The problem is compounded by the fact that many skills pull information from external sources during operation. This creates opportunities for attackers to influence agent behaviour indirectly, even after a skill has passed an initial review.

What Businesses Should Be Doing Now

Most organisations are still focused on AI productivity benefits rather than AI governance. That needs to change.

If your business is using AI agents, coding assistants or AI-powered automation tools, consider the following:

Maintain an inventory

Know which AI tools, agents and extensions are being used within the organisation.

Restrict installation rights

Not every employee should be able to install new skills, plugins or integrations without approval.

Apply the principle of least privilege

AI agents should only have access to the systems and data they genuinely require.

Review third-party skills

Treat AI skills and extensions with the same scrutiny as any other software deployment.

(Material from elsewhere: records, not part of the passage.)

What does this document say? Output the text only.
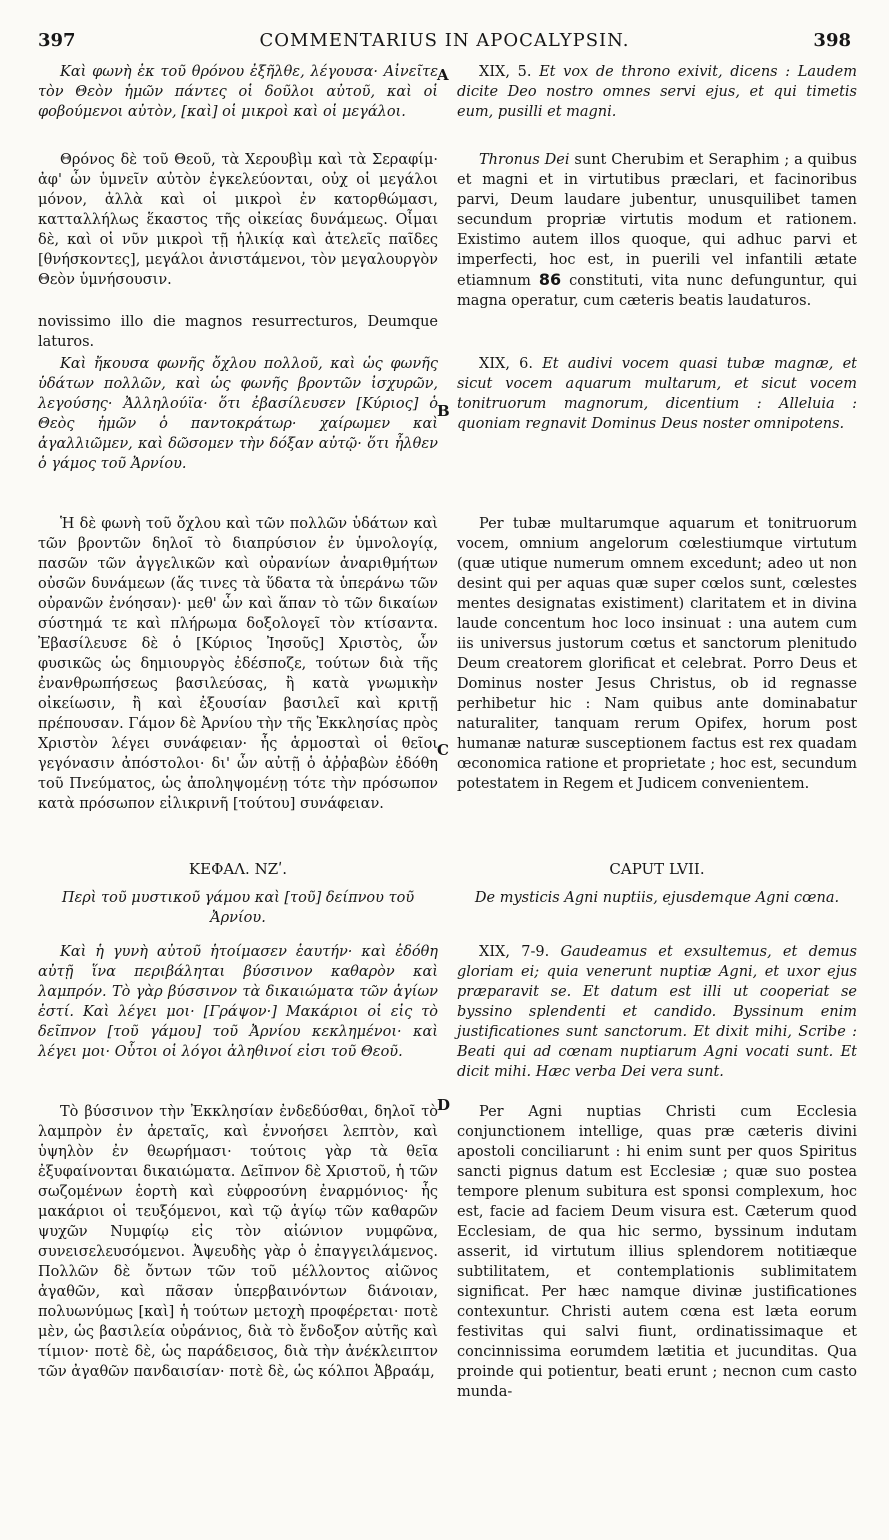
397	COMMENTARIUS IN APOCALYPSIN.	398
A
B
C
D

Καὶ φωνὴ ἐκ τοῦ θρόνου ἐξῆλθε, λέγουσα· Αἰνεῖτε τὸν Θεὸν ἡμῶν πάντες οἱ δοῦλοι αὐτοῦ, καὶ οἱ φοβούμενοι αὐτὸν, [καὶ] οἱ μικροὶ καὶ οἱ μεγάλοι.

Θρόνος δὲ τοῦ Θεοῦ, τὰ Χερουβὶμ καὶ τὰ Σεραφίμ· ἀφ' ὧν ὑμνεῖν αὐτὸν ἐγκελεύονται, οὐχ οἱ μεγάλοι μόνον, ἀλλὰ καὶ οἱ μικροὶ ἐν κατορθώμασι, κατταλλήλως ἕκαστος τῆς οἰκείας δυνάμεως. Οἶμαι δὲ, καὶ οἱ νῦν μικροὶ τῇ ἡλικίᾳ καὶ ἀτελεῖς παῖδες [θνήσκοντες], μεγάλοι ἀνιστάμενοι, τὸν μεγαλουργὸν Θεὸν ὑμνήσουσιν.

novissimo illo die magnos resurrecturos, Deumque laturos.

Καὶ ἤκουσα φωνῆς ὄχλου πολλοῦ, καὶ ὡς φωνῆς ὑδάτων πολλῶν, καὶ ὡς φωνῆς βροντῶν ἰσχυρῶν, λεγούσης· Ἀλληλούϊα· ὅτι ἐβασίλευσεν [Κύριος] ὁ Θεὸς ἡμῶν ὁ παντοκράτωρ· χαίρωμεν καὶ ἀγαλλιῶμεν, καὶ δῶσομεν τὴν δόξαν αὐτῷ· ὅτι ἦλθεν ὁ γάμος τοῦ Ἀρνίου.

Ἡ δὲ φωνὴ τοῦ ὄχλου καὶ τῶν πολλῶν ὑδάτων καὶ τῶν βροντῶν δηλοῖ τὸ διαπρύσιον ἐν ὑμνολογίᾳ, πασῶν τῶν ἀγγελικῶν καὶ οὐρανίων ἀναριθμήτων οὐσῶν δυνάμεων (ἅς τινες τὰ ὕδατα τὰ ὑπεράνω τῶν οὐρανῶν ἐνόησαν)· μεθ' ὧν καὶ ἅπαν τὸ τῶν δικαίων σύστημά τε καὶ πλήρωμα δοξολογεῖ τὸν κτίσαντα. Ἐβασίλευσε δὲ ὁ [Κύριος Ἰησοῦς] Χριστὸς, ὧν φυσικῶς ὡς δημιουργὸς ἐδέσποζε, τούτων διὰ τῆς ἐνανθρωπήσεως βασιλεύσας, ἢ κατὰ γνωμικὴν οἰκείωσιν, ἢ καὶ ἐξουσίαν βασιλεῖ καὶ κριτῇ πρέπουσαν. Γάμον δὲ Ἀρνίου τὴν τῆς Ἐκκλησίας πρὸς Χριστὸν λέγει συνάφειαν· ἧς ἁρμοσταὶ οἱ θεῖοι γεγόνασιν ἀπόστολοι· δι' ὧν αὐτῇ ὁ ἀῤῥαβὼν ἐδόθη τοῦ Πνεύματος, ὡς ἀποληψομένῃ τότε τὴν πρόσωπον κατὰ πρόσωπον εἰλικρινῆ [τούτου] συνάφειαν.

ΚΕΦΑΛ. ΝΖʹ.

Περὶ τοῦ μυστικοῦ γάμου καὶ [τοῦ] δείπνου τοῦ Ἀρνίου.

Καὶ ἡ γυνὴ αὐτοῦ ἡτοίμασεν ἑαυτήν· καὶ ἐδόθη αὐτῇ ἵνα περιβάληται βύσσινον καθαρὸν καὶ λαμπρόν. Τὸ γὰρ βύσσινον τὰ δικαιώματα τῶν ἁγίων ἐστί. Καὶ λέγει μοι· [Γράψον·] Μακάριοι οἱ εἰς τὸ δεῖπνον [τοῦ γάμου] τοῦ Ἀρνίου κεκλημένοι· καὶ λέγει μοι· Οὗτοι οἱ λόγοι ἀληθινοί εἰσι τοῦ Θεοῦ.

Τὸ βύσσινον τὴν Ἐκκλησίαν ἐνδεδύσθαι, δηλοῖ τὸ λαμπρὸν ἐν ἀρεταῖς, καὶ ἐννοήσει λεπτὸν, καὶ ὑψηλὸν ἐν θεωρήμασι· τούτοις γὰρ τὰ θεῖα ἐξυφαίνονται δικαιώματα. Δεῖπνον δὲ Χριστοῦ, ἡ τῶν σωζομένων ἑορτὴ καὶ εὐφροσύνη ἐναρμόνιος· ἧς μακάριοι οἱ τευξόμενοι, καὶ τῷ ἁγίῳ τῶν καθαρῶν ψυχῶν Νυμφίῳ εἰς τὸν αἰώνιον νυμφῶνα, συνεισελευσόμενοι. Ἀψευδὴς γὰρ ὁ ἐπαγγειλάμενος. Πολλῶν δὲ ὄντων τῶν τοῦ μέλλοντος αἰῶνος ἀγαθῶν, καὶ πᾶσαν ὑπερβαινόντων διάνοιαν, πολυωνύμως [καὶ] ἡ τούτων μετοχὴ προφέρεται· ποτὲ μὲν, ὡς βασιλεία οὐράνιος, διὰ τὸ ἔνδοξον αὐτῆς καὶ τίμιον· ποτὲ δὲ, ὡς παράδεισος, διὰ τὴν ἀνέκλειπτον τῶν ἀγαθῶν πανδαισίαν· ποτὲ δὲ, ὡς κόλποι Ἀβραάμ,

XIX, 5. Et vox de throno exivit, dicens : Laudem dicite Deo nostro omnes servi ejus, et qui timetis eum, pusilli et magni.

Thronus Dei sunt Cherubim et Seraphim ; a quibus et magni et in virtutibus præclari, et facinoribus parvi, Deum laudare jubentur, unusquilibet tamen secundum propriæ virtutis modum et rationem. Existimo autem illos quoque, qui adhuc parvi et imperfecti, hoc est, in puerili vel infantili ætate etiamnum 86 constituti, vita nunc defunguntur, qui magna operatur, cum cæteris beatis laudaturos.

XIX, 6. Et audivi vocem quasi tubæ magnæ, et sicut vocem aquarum multarum, et sicut vocem tonitruorum magnorum, dicentium : Alleluia : quoniam regnavit Dominus Deus noster omnipotens.

Per tubæ multarumque aquarum et tonitruorum vocem, omnium angelorum cœlestiumque virtutum (quæ utique numerum omnem excedunt; adeo ut non desint qui per aquas quæ super cœlos sunt, cœlestes mentes designatas existiment) claritatem et in divina laude concentum hoc loco insinuat : una autem cum iis universus justorum cœtus et sanctorum plenitudo Deum creatorem glorificat et celebrat. Porro Deus et Dominus noster Jesus Christus, ob id regnasse perhibetur hic : Nam quibus ante dominabatur naturaliter, tanquam rerum Opifex, horum post humanæ naturæ susceptionem factus est rex quadam œconomica ratione et proprietate ; hoc est, secundum potestatem in Regem et Judicem convenientem.

CAPUT LVII.

De mysticis Agni nuptiis, ejusdemque Agni cœna.

XIX, 7-9. Gaudeamus et exsultemus, et demus gloriam ei; quia venerunt nuptiæ Agni, et uxor ejus præparavit se. Et datum est illi ut cooperiat se byssino splendenti et candido. Byssinum enim justificationes sunt sanctorum. Et dixit mihi, Scribe : Beati qui ad cœnam nuptiarum Agni vocati sunt. Et dicit mihi. Hæc verba Dei vera sunt.

Per Agni nuptias Christi cum Ecclesia conjunctionem intellige, quas præ cæteris divini apostoli conciliarunt : hi enim sunt per quos Spiritus sancti pignus datum est Ecclesiæ ; quæ suo postea tempore plenum subitura est sponsi complexum, hoc est, facie ad faciem Deum visura est. Cæterum quod Ecclesiam, de qua hic sermo, byssinum indutam asserit, id virtutum illius splendorem notitiæque subtilitatem, et contemplationis sublimitatem significat. Per hæc namque divinæ justificationes contexuntur. Christi autem cœna est læta eorum festivitas qui salvi fiunt, ordinatissimaque et concinnissima eorumdem lætitia et jucunditas. Qua proinde qui potientur, beati erunt ; necnon cum casto munda-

Include AI in your risk assessments

AI tools increasingly form part of your security and compliance landscape and should be considered accordingly.

The Bottom Line

The AI revolution is delivering genuine business benefits, but it is also creating entirely new attack surfaces.

What makes this latest research concerning is not that security scanners failed to identify malware. The issue is that there was no malware to find at the point of inspection. The risk emerged later through trusted connections to external content.

As organisations continue adopting AI agents and automation platforms, security teams will need to think beyond traditional software vulnerabilities and start considering how AI itself can become part of the supply chain risk.

The question is no longer whether your business will use AI.

The question is whether you have sufficient controls in place to prove that the AI tools you trust today will remain trustworthy tomorrow.